One of the casualties of this year's state budget cuts was money for a program aimed at discovering why Alaska's king salmon stocks have declined since 2007.
A five-year, $30 million Chinook Salmon Research Initiative launched in 2013 included more than 100 researchers focused on three dozen projects across 12 major river systems from Southeast to the Yukon. Now the ambitious effort has been cut to about a dozen projects.
"We had to step back and narrow the focus and make sure key projects still had money to continue for at least the next two years," said Ed Jones, a coordinator with the state Sport Fish Division who oversees the research team.
The project has received $15 million so far, with about $6 million remaining.
"We're hopeful that another appropriation will come down the pike," Jones said. "These are long-term endeavors, and we've just now scratched the surface of the research."
Chinook harvest sampling programs in Prince William Sound, Kodiak and Cook Inlet and Southeast "are very important," Jones said. They identify stocks of chinook salmon over time. You know the old assumption that you catch a chinook right off the mouth of a river and it's going to that river? We're starting to realize that's not necessarily the case."
Also saved is a new juvenile chinook tagging project in the Copper River.
"For two years we've tagged smolt and clipped off an adipose fin as they are starting to leave the river," he explained. "So when those fish start to return as adults to Prince William Sound, we will be able to tell what stocks in that catch are actually going into the Copper River and what stocks are going elsewhere. And in theory, we'll be able to tell what the marine survival is of the chinook salmon over time. That's pretty neat," Jones said.
Initiative dollars also have helped fund a four-year, juvenile salmon tracking program to identify chinook cycles and production on the Yukon.
New programs tracking adult salmon in the Kuskokwim and Bristol Bay's Nushagak rivers are called "the most important ones we have going," by the initiative team. One revelation: There are a lot more king salmon in the Nushagak than anyone ever thought.
"The (Nushagak) sonar project is designed to count sockeye salmon and it does a really good job of that. But chinook salmon are kind of finicky and once the sockeye get in the river, they shy away and run more in the middle of the river and avoid our sonar array. We're starting to realize there's more fish getting by than we originally thought" – and as recently as 2013, the sonar counted more than 113,000 kings, or nearly seven times as many kings as returned to the Kenai river that same year.
"I've always thought the Nushagak was probably one of the largest producers of wild chinook salmon in the world," Jones added, "And certainly with the Kuskokwim and the Yukon, those three systems in any given year could be the world's largest producer."

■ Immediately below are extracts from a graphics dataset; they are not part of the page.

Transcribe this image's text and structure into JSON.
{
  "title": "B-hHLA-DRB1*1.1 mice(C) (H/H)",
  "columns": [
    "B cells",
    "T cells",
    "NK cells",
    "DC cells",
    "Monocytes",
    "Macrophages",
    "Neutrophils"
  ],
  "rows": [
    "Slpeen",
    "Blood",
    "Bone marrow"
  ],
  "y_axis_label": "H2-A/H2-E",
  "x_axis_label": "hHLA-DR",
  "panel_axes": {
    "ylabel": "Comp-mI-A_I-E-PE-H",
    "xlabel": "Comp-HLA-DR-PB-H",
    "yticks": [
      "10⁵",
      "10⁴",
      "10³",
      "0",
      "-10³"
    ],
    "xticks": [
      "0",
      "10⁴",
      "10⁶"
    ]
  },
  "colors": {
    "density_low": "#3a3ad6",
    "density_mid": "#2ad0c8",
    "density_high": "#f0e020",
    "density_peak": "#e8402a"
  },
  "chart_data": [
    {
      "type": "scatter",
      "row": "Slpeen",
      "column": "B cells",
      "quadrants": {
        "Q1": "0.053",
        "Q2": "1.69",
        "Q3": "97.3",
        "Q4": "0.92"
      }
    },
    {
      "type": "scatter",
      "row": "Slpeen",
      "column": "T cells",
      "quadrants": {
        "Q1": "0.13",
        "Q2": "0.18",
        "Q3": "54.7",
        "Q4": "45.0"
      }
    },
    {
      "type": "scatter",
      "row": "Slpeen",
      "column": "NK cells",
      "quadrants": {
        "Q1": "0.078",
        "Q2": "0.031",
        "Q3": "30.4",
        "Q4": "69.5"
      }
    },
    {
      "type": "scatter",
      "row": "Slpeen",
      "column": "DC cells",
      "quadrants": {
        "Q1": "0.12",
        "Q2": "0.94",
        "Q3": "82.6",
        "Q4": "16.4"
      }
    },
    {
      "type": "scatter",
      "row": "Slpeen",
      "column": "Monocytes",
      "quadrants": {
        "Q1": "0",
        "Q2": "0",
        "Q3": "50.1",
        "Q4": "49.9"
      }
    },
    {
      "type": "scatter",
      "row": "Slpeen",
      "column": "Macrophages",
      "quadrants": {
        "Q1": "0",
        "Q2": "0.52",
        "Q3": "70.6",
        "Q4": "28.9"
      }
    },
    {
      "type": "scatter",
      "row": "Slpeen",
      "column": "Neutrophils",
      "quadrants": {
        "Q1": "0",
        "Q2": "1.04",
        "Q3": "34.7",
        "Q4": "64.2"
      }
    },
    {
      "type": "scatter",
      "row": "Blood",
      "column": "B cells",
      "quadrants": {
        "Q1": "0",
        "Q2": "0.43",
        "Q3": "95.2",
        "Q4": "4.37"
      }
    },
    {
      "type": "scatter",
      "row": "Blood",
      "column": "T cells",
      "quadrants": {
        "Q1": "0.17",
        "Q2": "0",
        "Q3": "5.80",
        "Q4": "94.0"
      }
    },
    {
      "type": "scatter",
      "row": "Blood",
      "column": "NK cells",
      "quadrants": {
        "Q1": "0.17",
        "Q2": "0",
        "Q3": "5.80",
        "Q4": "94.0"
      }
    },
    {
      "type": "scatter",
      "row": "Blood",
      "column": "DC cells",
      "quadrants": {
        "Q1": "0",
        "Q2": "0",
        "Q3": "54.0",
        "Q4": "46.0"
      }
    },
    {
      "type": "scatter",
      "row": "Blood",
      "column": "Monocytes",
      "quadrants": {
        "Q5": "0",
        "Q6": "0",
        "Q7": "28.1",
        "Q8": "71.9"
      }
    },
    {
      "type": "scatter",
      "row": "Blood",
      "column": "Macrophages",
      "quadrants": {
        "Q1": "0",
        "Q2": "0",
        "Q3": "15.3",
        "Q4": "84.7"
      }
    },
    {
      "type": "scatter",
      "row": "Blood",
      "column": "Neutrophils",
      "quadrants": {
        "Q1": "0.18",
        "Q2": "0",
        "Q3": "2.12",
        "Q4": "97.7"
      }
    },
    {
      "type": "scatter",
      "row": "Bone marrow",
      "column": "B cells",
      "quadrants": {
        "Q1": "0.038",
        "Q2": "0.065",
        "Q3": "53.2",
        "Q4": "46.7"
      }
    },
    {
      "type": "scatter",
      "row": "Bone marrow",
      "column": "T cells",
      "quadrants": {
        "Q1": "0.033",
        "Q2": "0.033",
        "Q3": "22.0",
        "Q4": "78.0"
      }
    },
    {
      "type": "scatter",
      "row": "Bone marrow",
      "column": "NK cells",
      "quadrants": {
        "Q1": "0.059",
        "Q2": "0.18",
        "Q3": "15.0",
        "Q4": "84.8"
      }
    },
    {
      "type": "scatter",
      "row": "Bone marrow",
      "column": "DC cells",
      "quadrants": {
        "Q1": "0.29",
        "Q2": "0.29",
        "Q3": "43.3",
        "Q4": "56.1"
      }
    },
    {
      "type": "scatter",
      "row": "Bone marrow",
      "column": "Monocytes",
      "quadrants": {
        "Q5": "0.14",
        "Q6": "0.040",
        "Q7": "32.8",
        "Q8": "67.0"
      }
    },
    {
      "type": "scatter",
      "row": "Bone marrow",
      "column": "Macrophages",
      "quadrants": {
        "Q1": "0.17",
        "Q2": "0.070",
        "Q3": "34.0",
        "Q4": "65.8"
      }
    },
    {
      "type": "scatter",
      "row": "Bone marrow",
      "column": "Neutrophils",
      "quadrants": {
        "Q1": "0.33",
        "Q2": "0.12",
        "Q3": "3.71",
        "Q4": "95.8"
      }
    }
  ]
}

"During the downturn in chinook production, folks were asking why these fish were not coming back. In Southeast, our projects identified the problem was not the fresh water environment," Jones said. "The fish were dying in the marine environment at a higher rate than ever before. We couldn't say that up north because we didn't have the projects in the water."
Chinook salmon spend five years at sea before returning to their home streams to spawn, and the runs consist of multiple age classes, with 5-year-olds dominant. This year, the runs showed some hopeful signs.
"Long story short – what we've seen in recent years is back to back poor brood year production over multiple years," Jones explained. "But this year we finally saw a bright spot with that 2010 brood year, and next year we have very good confidence in average to above average production of 6-year-olds. That's a good sign, but what we really need to see is back to back good brood years. Then I'll start saying we're climbing out of the hole and starting to cycle in the other direction."
215 fish board proposals
The state Board of Fisheries will take up 215 proposals during its 2015-16 meeting cycle, which begins in late October. The focus this cycle is on the Alaska Peninsula, Bristol Bay and the Arctic., Yukon and Kuskokwim regions. There are 70 management proposals on the agenda for Bristol Bay, 24 for commercial fisheries. http://www.adfg.alaska.gov/index.cfm?adfg=fisheriesboard.main
American seafood consumption lags
Most Americans are not eating enough seafood, according to a study by the U.S. Department of Agriculture. The study was based on an evaluation of food-intake data collected from a representative sampling of the U.S. population in a survey called "What We Eat in America."
Groups with low (or no) seafood consumption were women, people ages 19 to 30 and people of lower income and education levels.
"Mixed messages about the true benefits of eating more seafood seem to have deterred U.S. consumers from including more of it in their diets," the National Fisheries Institute said in response to the report. U.S. seafood consumption is estimated at 15 pounds per capita.